On avait laissé Harry plutôt mal-en-point : seul, brisé par la mort de Cédric et par le retour du redoutable Voldemort et de ses Mangemorts. Ça ne pouvait pas être pire pour l’apprenti sorcier, pas vrai ? Pas vrai ? Ah ben si en fait… Le Seigneur des Ténèbres est de retour, Poudlard est en péril, le monde des sorciers est menacé et Harry est au bord de la crise de nerfs. Bref, tout fout le camp.
Mais ça, bien entendu, les lecteurs de la saga magique le savent déjà. Oui, ça, les initiés le savent, le redoutent… et l’attendent. Les autres - s’ils ont vu les premiers opus – le soupçonnent également, curieux.

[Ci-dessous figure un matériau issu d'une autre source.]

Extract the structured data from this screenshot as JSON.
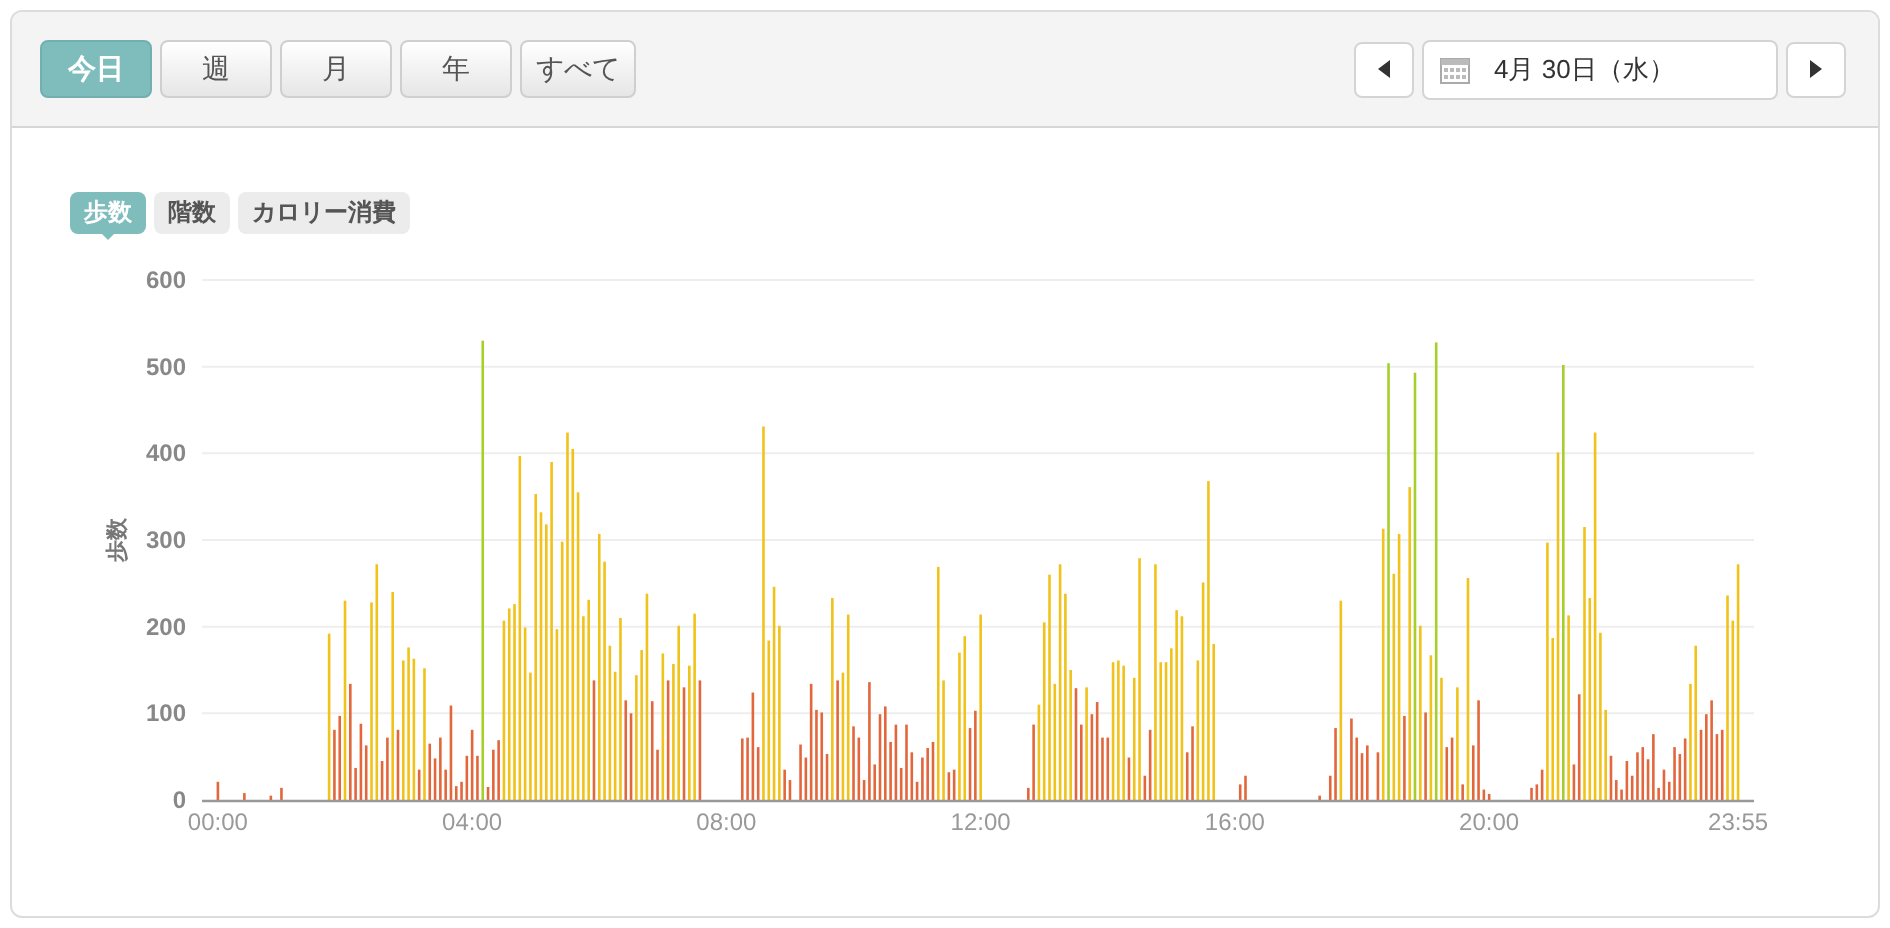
{
  "toolbar": {
    "periods": [
      {
        "label": "今日",
        "selected": true
      },
      {
        "label": "週",
        "selected": false
      },
      {
        "label": "月",
        "selected": false
      },
      {
        "label": "年",
        "selected": false
      },
      {
        "label": "すべて",
        "selected": false
      }
    ],
    "date": {
      "label": "4月 30日（水）"
    }
  },
  "metric_tabs": [
    {
      "label": "歩数",
      "selected": true
    },
    {
      "label": "階数",
      "selected": false
    },
    {
      "label": "カロリー消費",
      "selected": false
    }
  ],
  "chart": {
    "chart_data": {
      "type": "bar",
      "ylabel": "歩数",
      "ylim": [
        0,
        600
      ],
      "yticks": [
        0,
        100,
        200,
        300,
        400,
        500,
        600
      ],
      "grid": true,
      "x": [
        0,
        5,
        10,
        15,
        20,
        25,
        30,
        35,
        40,
        45,
        50,
        55,
        60,
        65,
        70,
        75,
        80,
        85,
        90,
        95,
        100,
        105,
        110,
        115,
        120,
        125,
        130,
        135,
        140,
        145,
        150,
        155,
        160,
        165,
        170,
        175,
        180,
        185,
        190,
        195,
        200,
        205,
        210,
        215,
        220,
        225,
        230,
        235,
        240,
        245,
        250,
        255,
        260,
        265,
        270,
        275,
        280,
        285,
        290,
        295,
        300,
        305,
        310,
        315,
        320,
        325,
        330,
        335,
        340,
        345,
        350,
        355,
        360,
        365,
        370,
        375,
        380,
        385,
        390,
        395,
        400,
        405,
        410,
        415,
        420,
        425,
        430,
        435,
        440,
        445,
        450,
        455,
        460,
        465,
        470,
        475,
        480,
        485,
        490,
        495,
        500,
        505,
        510,
        515,
        520,
        525,
        530,
        535,
        540,
        545,
        550,
        555,
        560,
        565,
        570,
        575,
        580,
        585,
        590,
        595,
        600,
        605,
        610,
        615,
        620,
        625,
        630,
        635,
        640,
        645,
        650,
        655,
        660,
        665,
        670,
        675,
        680,
        685,
        690,
        695,
        700,
        705,
        710,
        715,
        720,
        725,
        730,
        735,
        740,
        745,
        750,
        755,
        760,
        765,
        770,
        775,
        780,
        785,
        790,
        795,
        800,
        805,
        810,
        815,
        820,
        825,
        830,
        835,
        840,
        845,
        850,
        855,
        860,
        865,
        870,
        875,
        880,
        885,
        890,
        895,
        900,
        905,
        910,
        915,
        920,
        925,
        930,
        935,
        940,
        945,
        950,
        955,
        960,
        965,
        970,
        975,
        980,
        985,
        990,
        995,
        1000,
        1005,
        1010,
        1015,
        1020,
        1025,
        1030,
        1035,
        1040,
        1045,
        1050,
        1055,
        1060,
        1065,
        1070,
        1075,
        1080,
        1085,
        1090,
        1095,
        1100,
        1105,
        1110,
        1115,
        1120,
        1125,
        1130,
        1135,
        1140,
        1145,
        1150,
        1155,
        1160,
        1165,
        1170,
        1175,
        1180,
        1185,
        1190,
        1195,
        1200,
        1205,
        1210,
        1215,
        1220,
        1225,
        1230,
        1235,
        1240,
        1245,
        1250,
        1255,
        1260,
        1265,
        1270,
        1275,
        1280,
        1285,
        1290,
        1295,
        1300,
        1305,
        1310,
        1315,
        1320,
        1325,
        1330,
        1335,
        1340,
        1345,
        1350,
        1355,
        1360,
        1365,
        1370,
        1375,
        1380,
        1385,
        1390,
        1395,
        1400,
        1405,
        1410,
        1415,
        1420,
        1425,
        1430,
        1435
      ],
      "xlim": [
        -15,
        1450
      ],
      "xticks": [
        {
          "value": 0,
          "label": "00:00"
        },
        {
          "value": 240,
          "label": "04:00"
        },
        {
          "value": 480,
          "label": "08:00"
        },
        {
          "value": 720,
          "label": "12:00"
        },
        {
          "value": 960,
          "label": "16:00"
        },
        {
          "value": 1200,
          "label": "20:00"
        },
        {
          "value": 1435,
          "label": "23:55"
        }
      ],
      "series": [
        {
          "color": "#e2673d",
          "values": [
            21,
            null,
            null,
            null,
            null,
            8,
            null,
            null,
            null,
            null,
            5,
            null,
            14,
            null,
            null,
            null,
            null,
            null,
            null,
            null,
            null,
            null,
            81,
            97,
            null,
            134,
            37,
            88,
            63,
            null,
            null,
            45,
            72,
            null,
            81,
            null,
            null,
            null,
            35,
            null,
            65,
            48,
            72,
            35,
            109,
            16,
            21,
            51,
            81,
            51,
            null,
            15,
            58,
            69,
            null,
            null,
            null,
            null,
            null,
            null,
            null,
            null,
            null,
            null,
            null,
            null,
            null,
            null,
            null,
            null,
            null,
            138,
            null,
            null,
            null,
            null,
            null,
            115,
            100,
            null,
            null,
            null,
            114,
            58,
            null,
            138,
            null,
            null,
            130,
            null,
            null,
            138,
            null,
            null,
            null,
            null,
            null,
            null,
            null,
            71,
            72,
            124,
            61,
            null,
            null,
            null,
            null,
            35,
            23,
            null,
            64,
            49,
            134,
            104,
            101,
            53,
            null,
            138,
            null,
            null,
            85,
            72,
            23,
            136,
            41,
            99,
            108,
            67,
            87,
            37,
            87,
            55,
            21,
            49,
            60,
            67,
            null,
            null,
            32,
            35,
            null,
            null,
            83,
            103,
            null,
            null,
            null,
            null,
            null,
            null,
            null,
            null,
            null,
            14,
            87,
            null,
            null,
            null,
            null,
            null,
            null,
            null,
            129,
            87,
            null,
            99,
            113,
            72,
            72,
            null,
            null,
            null,
            49,
            null,
            null,
            28,
            81,
            null,
            null,
            null,
            null,
            null,
            null,
            55,
            85,
            null,
            null,
            null,
            null,
            null,
            null,
            null,
            null,
            18,
            28,
            null,
            null,
            null,
            null,
            null,
            null,
            null,
            null,
            null,
            null,
            null,
            null,
            null,
            5,
            null,
            28,
            83,
            null,
            null,
            94,
            72,
            54,
            63,
            null,
            55,
            null,
            null,
            null,
            null,
            97,
            null,
            null,
            null,
            101,
            null,
            null,
            null,
            61,
            72,
            null,
            18,
            null,
            63,
            115,
            12,
            7,
            null,
            null,
            null,
            null,
            null,
            null,
            null,
            14,
            18,
            35,
            null,
            null,
            null,
            null,
            null,
            41,
            122,
            null,
            null,
            null,
            null,
            null,
            51,
            23,
            12,
            45,
            28,
            55,
            61,
            47,
            76,
            14,
            35,
            21,
            61,
            53,
            71,
            null,
            null,
            81,
            99,
            115,
            76,
            81,
            null,
            null,
            null
          ]
        },
        {
          "color": "#f0c21a",
          "values": [
            null,
            null,
            null,
            null,
            null,
            null,
            null,
            null,
            null,
            null,
            null,
            null,
            null,
            null,
            null,
            null,
            null,
            null,
            null,
            null,
            null,
            192,
            null,
            null,
            230,
            null,
            null,
            null,
            null,
            228,
            272,
            null,
            null,
            240,
            null,
            161,
            176,
            163,
            null,
            152,
            null,
            null,
            null,
            null,
            null,
            null,
            null,
            null,
            null,
            null,
            null,
            null,
            null,
            null,
            207,
            221,
            226,
            397,
            199,
            147,
            353,
            332,
            318,
            390,
            197,
            298,
            424,
            405,
            355,
            212,
            231,
            null,
            307,
            275,
            178,
            148,
            210,
            null,
            null,
            144,
            173,
            238,
            null,
            null,
            169,
            null,
            157,
            201,
            null,
            155,
            215,
            null,
            null,
            null,
            null,
            null,
            null,
            null,
            null,
            null,
            null,
            null,
            null,
            431,
            184,
            246,
            201,
            null,
            null,
            null,
            null,
            null,
            null,
            null,
            null,
            null,
            233,
            null,
            147,
            214,
            null,
            null,
            null,
            null,
            null,
            null,
            null,
            null,
            null,
            null,
            null,
            null,
            null,
            null,
            null,
            null,
            269,
            138,
            null,
            null,
            170,
            189,
            null,
            null,
            214,
            null,
            null,
            null,
            null,
            null,
            null,
            null,
            null,
            null,
            null,
            110,
            205,
            260,
            134,
            272,
            238,
            150,
            null,
            null,
            130,
            null,
            null,
            null,
            null,
            159,
            161,
            155,
            null,
            141,
            279,
            null,
            null,
            272,
            159,
            159,
            175,
            219,
            212,
            null,
            null,
            161,
            251,
            368,
            180,
            null,
            null,
            null,
            null,
            null,
            null,
            null,
            null,
            null,
            null,
            null,
            null,
            null,
            null,
            null,
            null,
            null,
            null,
            null,
            null,
            null,
            null,
            null,
            230,
            null,
            null,
            null,
            null,
            null,
            null,
            null,
            313,
            null,
            261,
            307,
            null,
            361,
            null,
            201,
            null,
            167,
            null,
            141,
            null,
            null,
            130,
            null,
            256,
            null,
            null,
            null,
            null,
            null,
            null,
            null,
            null,
            null,
            null,
            null,
            null,
            null,
            null,
            297,
            187,
            401,
            null,
            213,
            null,
            null,
            315,
            233,
            424,
            193,
            104,
            null,
            null,
            null,
            null,
            null,
            null,
            null,
            null,
            null,
            null,
            null,
            null,
            null,
            null,
            null,
            134,
            178,
            null,
            null,
            null,
            null,
            null,
            236,
            207,
            272
          ]
        },
        {
          "color": "#a6cf2c",
          "values": [
            null,
            null,
            null,
            null,
            null,
            null,
            null,
            null,
            null,
            null,
            null,
            null,
            null,
            null,
            null,
            null,
            null,
            null,
            null,
            null,
            null,
            null,
            null,
            null,
            null,
            null,
            null,
            null,
            null,
            null,
            null,
            null,
            null,
            null,
            null,
            null,
            null,
            null,
            null,
            null,
            null,
            null,
            null,
            null,
            null,
            null,
            null,
            null,
            null,
            null,
            530,
            null,
            null,
            null,
            null,
            null,
            null,
            null,
            null,
            null,
            null,
            null,
            null,
            null,
            null,
            null,
            null,
            null,
            null,
            null,
            null,
            null,
            null,
            null,
            null,
            null,
            null,
            null,
            null,
            null,
            null,
            null,
            null,
            null,
            null,
            null,
            null,
            null,
            null,
            null,
            null,
            null,
            null,
            null,
            null,
            null,
            null,
            null,
            null,
            null,
            null,
            null,
            null,
            null,
            null,
            null,
            null,
            null,
            null,
            null,
            null,
            null,
            null,
            null,
            null,
            null,
            null,
            null,
            null,
            null,
            null,
            null,
            null,
            null,
            null,
            null,
            null,
            null,
            null,
            null,
            null,
            null,
            null,
            null,
            null,
            null,
            null,
            null,
            null,
            null,
            null,
            null,
            null,
            null,
            null,
            null,
            null,
            null,
            null,
            null,
            null,
            null,
            null,
            null,
            null,
            null,
            null,
            null,
            null,
            null,
            null,
            null,
            null,
            null,
            null,
            null,
            null,
            null,
            null,
            null,
            null,
            null,
            null,
            null,
            null,
            null,
            null,
            null,
            null,
            null,
            null,
            null,
            null,
            null,
            null,
            null,
            null,
            null,
            null,
            null,
            null,
            null,
            null,
            null,
            null,
            null,
            null,
            null,
            null,
            null,
            null,
            null,
            null,
            null,
            null,
            null,
            null,
            null,
            null,
            null,
            null,
            null,
            null,
            null,
            null,
            null,
            null,
            null,
            null,
            null,
            null,
            504,
            null,
            null,
            null,
            null,
            493,
            null,
            null,
            null,
            528,
            null,
            null,
            null,
            null,
            null,
            null,
            null,
            null,
            null,
            null,
            null,
            null,
            null,
            null,
            null,
            null,
            null,
            null,
            null,
            null,
            null,
            null,
            null,
            502,
            null,
            null,
            null,
            null,
            null,
            null,
            null,
            null,
            null,
            null,
            null,
            null,
            null,
            null,
            null,
            null,
            null,
            null,
            null,
            null,
            null,
            null,
            null,
            null,
            null,
            null,
            null,
            null,
            null,
            null,
            null,
            null,
            null
          ]
        }
      ]
    }
  }
}
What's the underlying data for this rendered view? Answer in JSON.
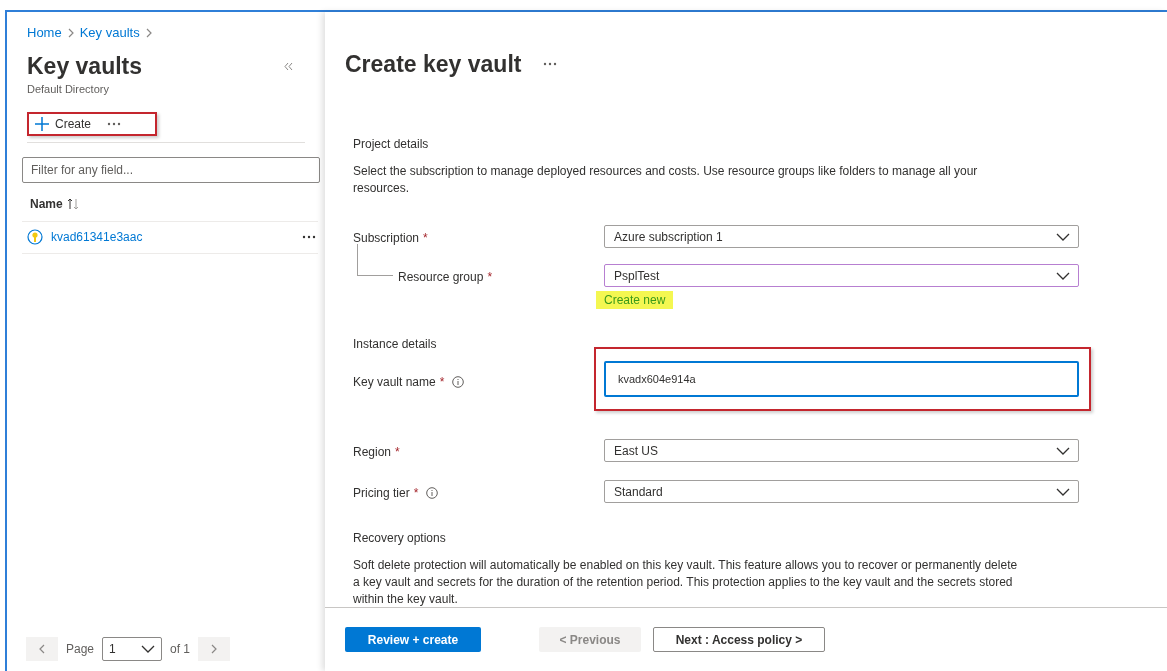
{
  "breadcrumb": [
    "Home",
    "Key vaults"
  ],
  "list_panel": {
    "title": "Key vaults",
    "subtitle": "Default Directory",
    "toolbar": {
      "create_label": "Create",
      "highlighted": true
    },
    "filter": {
      "placeholder": "Filter for any field..."
    },
    "columns": [
      {
        "label": "Name",
        "sortable": true
      }
    ],
    "rows": [
      {
        "name": "kvad61341e3aac"
      }
    ],
    "pagination": {
      "label": "Page",
      "page": "1",
      "of": "of 1",
      "previous_disabled": true,
      "next_disabled": true
    }
  },
  "form": {
    "title": "Create key vault",
    "sections": [
      {
        "heading": "Project details",
        "description": "Select the subscription to manage deployed resources and costs. Use resource groups like folders to manage all your resources.",
        "fields": [
          {
            "kind": "select",
            "label": "Subscription",
            "required_mark": "*",
            "value": "Azure subscription 1",
            "focused": false,
            "children": [
              {
                "kind": "select",
                "label": "Resource group",
                "required_mark": "*",
                "value": "PsplTest",
                "focused": true,
                "link": {
                  "label": "Create new",
                  "highlighted": true
                }
              }
            ]
          }
        ]
      },
      {
        "heading": "Instance details",
        "fields": [
          {
            "kind": "text",
            "label": "Key vault name",
            "required_mark": "*",
            "info": true,
            "value": "kvadx604e914a",
            "focused": true,
            "highlighted": true
          },
          {
            "kind": "select",
            "label": "Region",
            "required_mark": "*",
            "value": "East US",
            "focused": false
          },
          {
            "kind": "select",
            "label": "Pricing tier",
            "required_mark": "*",
            "info": true,
            "value": "Standard",
            "focused": false
          }
        ]
      },
      {
        "heading": "Recovery options",
        "description": "Soft delete protection will automatically be enabled on this key vault. This feature allows you to recover or permanently delete a key vault and secrets for the duration of the retention period. This protection applies to the key vault and the secrets stored within the key vault."
      }
    ]
  },
  "footer_buttons": [
    {
      "kind": "primary",
      "label": "Review + create"
    },
    {
      "kind": "secondary",
      "label": "< Previous",
      "disabled": true
    },
    {
      "kind": "secondary",
      "label": "Next : Access policy >",
      "disabled": false
    }
  ]
}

Oui, lorsqu’on pénètre dans la salle obscure, le même murmure d’impatience est sur toutes les lèvres ; les regards se croisent et partagent la même douce appréhension. Avouons-le, lecteurs ou non, on est tous un peu mordus de cette bande d’ados trompe-la-mort. Alors quand les lumières de la salle s’éteignent, on n’a qu’une envie : passer de l’autre côté du miroir – à l’instar d’Alice – et se retrouver plongés dans de fantastiques aventures.
Avec son sorcier à lunettes,
J.k. Rowling a révolutionné la littérature enfantine en s’adressant (enfin) aux petiots comme à des êtres doués d’un cerveau en état de marche : intrigues à foison, multiplicité des personnages secondaires, absence de manichéisme ras des pâquerettes, complexité des psychologies, etc. Harry en librairie avait déjà tout d’un grand. Oui, c’est sûr, Potter a dépoussiéré les
Martine et autres
Club des Cinq.
Avec un tel matériau et un peu d’audace (confier le troisième opus à
Alfonso Cuaron !), les déclinaisons ciné ont rarement eu à rougir de leur qualité – on oubliera juste les deux premiers volets.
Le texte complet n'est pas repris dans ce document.